Mehran
Mehran was born as Mahnoush, a girl. Her mother decided to raise her as a bacha posh: a girl posing as a boy, giving a boy’s name, and answering only to Mehran, not her birth name. This unusual decision is deemed necessary in some families when the marital union fails to produce a son, especially when it has been successful in producing more than one daughter. The reasoning—whether actually reasonable or not—behind this decision has to do entirely with perception. That perception is that a family without a male offspring is somehow weaker of subject to greater vulnerability. And when Mahnoush begins reaching puberty? Simple: she changes back into a girl.
Azita
Azita is Mehran’s mother. She was also raised as a bacha posh. She grew up to become a female member of the new Afghanistan parliament created in the wake of the American invasion following the attacks of September 11, 2001. The defeat of the Taliban has allowed her to enjoy four years as a representative of the most rural populace of her home. So beloved is she by her constituents that she earns the nicknamed “Lioness of Badghis.” The mother of four daughters, it is her youngest that she chooses to raise as a bacha posh.
Dr. Fareiba
Dr. Fareiba has also earned herself a nickname: “the Son Maker.” She is herself lucky enough to have produced three sons, but enjoys a fine reputation for understanding the intricacies involves among those not so fortunate. She also has a daughter and fully understands the system which mandates that she will eventually be sent off into a marriage in which she becomes utterly submissive to the rule of her husband. Her “ability” to make sons revolves around a system based on a rigid dietary regimen, some non-scientifically based potions, and advice on using certain sexual positions invested with claims to manipulate the sex of the offspring resulting from the encounter.
Niima
Niima is a ten-year-old girl who lives under the bacha posh name Abdul Mateen. She is a good, but silent worker in a shop responsible for climbing to top shelves to retrieve items.
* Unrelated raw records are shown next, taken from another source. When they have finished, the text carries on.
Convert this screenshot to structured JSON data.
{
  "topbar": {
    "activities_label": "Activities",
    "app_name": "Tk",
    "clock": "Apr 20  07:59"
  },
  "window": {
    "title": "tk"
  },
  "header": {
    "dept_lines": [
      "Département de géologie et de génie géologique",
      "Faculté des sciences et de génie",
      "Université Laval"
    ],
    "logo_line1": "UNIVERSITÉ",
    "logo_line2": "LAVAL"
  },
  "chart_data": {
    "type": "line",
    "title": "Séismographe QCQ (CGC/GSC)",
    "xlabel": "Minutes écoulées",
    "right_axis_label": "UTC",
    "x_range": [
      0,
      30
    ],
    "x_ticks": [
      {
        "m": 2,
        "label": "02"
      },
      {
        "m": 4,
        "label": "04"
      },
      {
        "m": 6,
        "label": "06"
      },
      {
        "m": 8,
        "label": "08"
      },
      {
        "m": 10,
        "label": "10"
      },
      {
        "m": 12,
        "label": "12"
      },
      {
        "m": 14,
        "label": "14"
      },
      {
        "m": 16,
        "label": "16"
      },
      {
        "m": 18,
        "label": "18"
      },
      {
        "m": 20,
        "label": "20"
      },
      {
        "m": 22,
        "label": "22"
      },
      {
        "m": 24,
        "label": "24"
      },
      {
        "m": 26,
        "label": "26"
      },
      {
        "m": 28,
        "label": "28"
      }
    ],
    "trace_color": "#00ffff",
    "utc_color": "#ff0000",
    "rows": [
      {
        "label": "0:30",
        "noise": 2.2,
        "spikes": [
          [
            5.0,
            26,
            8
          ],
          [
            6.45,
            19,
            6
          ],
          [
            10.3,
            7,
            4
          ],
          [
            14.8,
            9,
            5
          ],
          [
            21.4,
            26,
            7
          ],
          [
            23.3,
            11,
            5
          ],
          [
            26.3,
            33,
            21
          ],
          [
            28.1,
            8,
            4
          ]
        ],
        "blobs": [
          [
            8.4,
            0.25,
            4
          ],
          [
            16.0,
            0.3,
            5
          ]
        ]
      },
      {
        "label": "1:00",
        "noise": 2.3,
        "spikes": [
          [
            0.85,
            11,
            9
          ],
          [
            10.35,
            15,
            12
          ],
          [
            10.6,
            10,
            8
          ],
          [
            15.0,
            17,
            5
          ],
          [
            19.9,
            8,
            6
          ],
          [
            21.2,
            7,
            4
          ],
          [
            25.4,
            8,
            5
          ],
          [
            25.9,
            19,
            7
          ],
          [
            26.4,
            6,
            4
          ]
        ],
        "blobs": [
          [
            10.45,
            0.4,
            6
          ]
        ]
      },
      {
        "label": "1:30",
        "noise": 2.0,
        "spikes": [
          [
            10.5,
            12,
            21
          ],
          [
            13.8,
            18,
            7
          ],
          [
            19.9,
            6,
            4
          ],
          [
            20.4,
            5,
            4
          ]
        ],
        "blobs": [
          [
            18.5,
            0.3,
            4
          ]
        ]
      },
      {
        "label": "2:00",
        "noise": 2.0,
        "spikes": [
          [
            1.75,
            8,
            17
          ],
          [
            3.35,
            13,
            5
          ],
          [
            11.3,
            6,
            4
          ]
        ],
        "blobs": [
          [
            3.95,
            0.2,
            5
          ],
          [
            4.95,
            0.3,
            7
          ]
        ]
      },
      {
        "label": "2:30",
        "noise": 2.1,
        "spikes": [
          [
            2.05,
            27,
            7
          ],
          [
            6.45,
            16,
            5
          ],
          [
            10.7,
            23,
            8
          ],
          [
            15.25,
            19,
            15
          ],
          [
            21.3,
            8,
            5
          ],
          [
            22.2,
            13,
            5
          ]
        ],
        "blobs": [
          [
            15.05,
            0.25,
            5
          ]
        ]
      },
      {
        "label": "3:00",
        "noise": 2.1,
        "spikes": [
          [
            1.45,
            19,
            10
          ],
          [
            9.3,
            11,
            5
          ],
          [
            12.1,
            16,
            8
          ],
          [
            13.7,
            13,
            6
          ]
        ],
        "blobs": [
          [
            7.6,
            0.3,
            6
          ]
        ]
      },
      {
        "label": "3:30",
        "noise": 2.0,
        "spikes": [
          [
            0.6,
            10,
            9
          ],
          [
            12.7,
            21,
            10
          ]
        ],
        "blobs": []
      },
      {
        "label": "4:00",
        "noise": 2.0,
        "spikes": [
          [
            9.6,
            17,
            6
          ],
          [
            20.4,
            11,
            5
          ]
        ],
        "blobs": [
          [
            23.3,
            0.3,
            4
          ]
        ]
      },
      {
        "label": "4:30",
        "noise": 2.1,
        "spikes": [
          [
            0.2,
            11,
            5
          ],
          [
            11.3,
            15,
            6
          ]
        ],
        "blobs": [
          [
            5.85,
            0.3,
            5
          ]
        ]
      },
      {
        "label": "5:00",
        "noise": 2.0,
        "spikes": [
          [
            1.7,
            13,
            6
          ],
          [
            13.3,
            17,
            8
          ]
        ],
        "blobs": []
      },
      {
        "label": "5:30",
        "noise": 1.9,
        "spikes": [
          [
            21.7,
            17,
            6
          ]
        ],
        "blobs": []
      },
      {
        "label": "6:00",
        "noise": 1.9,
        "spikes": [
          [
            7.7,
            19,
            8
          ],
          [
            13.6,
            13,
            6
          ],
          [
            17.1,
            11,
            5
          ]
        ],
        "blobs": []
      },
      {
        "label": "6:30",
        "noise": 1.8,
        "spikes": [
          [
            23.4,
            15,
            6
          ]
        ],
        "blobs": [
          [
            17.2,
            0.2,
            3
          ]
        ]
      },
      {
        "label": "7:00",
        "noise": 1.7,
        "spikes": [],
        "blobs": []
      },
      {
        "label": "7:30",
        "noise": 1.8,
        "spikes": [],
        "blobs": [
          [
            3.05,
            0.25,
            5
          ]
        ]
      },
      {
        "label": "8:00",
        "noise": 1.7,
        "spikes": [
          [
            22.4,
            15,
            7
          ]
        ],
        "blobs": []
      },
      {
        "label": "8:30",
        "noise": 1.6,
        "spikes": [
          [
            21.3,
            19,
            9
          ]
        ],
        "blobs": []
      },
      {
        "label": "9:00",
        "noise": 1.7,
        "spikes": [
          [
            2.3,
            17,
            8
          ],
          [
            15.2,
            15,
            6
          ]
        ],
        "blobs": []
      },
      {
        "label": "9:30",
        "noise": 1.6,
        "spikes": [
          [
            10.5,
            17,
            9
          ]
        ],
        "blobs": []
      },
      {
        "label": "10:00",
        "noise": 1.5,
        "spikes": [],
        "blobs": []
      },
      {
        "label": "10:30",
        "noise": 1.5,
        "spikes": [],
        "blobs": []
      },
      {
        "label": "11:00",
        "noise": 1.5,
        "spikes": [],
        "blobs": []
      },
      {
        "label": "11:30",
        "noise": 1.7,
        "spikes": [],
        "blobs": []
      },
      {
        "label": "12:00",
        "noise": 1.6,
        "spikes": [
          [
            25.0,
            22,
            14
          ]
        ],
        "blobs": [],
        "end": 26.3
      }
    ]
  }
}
For her labor, she brings home about $1.30 a day in income upon which her mother and seven sisters rely simply to help cover necessities. It is difficult pulling off the deception of being Abdul, however, because though she sports a boy’s haircut, frame, and strength, her voice is all girl. Adding to the problem is that Niima would prefer to be all girl, all the time.
Shukria
As Azita points out, once puberty hits, most bacha posh boys simply transform back into girls full time. Shukria is an example that this is not always the case. She is told horror stories about what happens to women on their wedding night and is almost driven to edge of anxiety by the nightmare of what to expect. Once the event come and goes, however, her anxiety revolves around something entirely different: the feeling that she should have been the one with the penis. For Shukria had actually continued living as a boy into young adulthood, faking an existence to much of the outside world that she was a man right up to month before that wedding night finally arrived.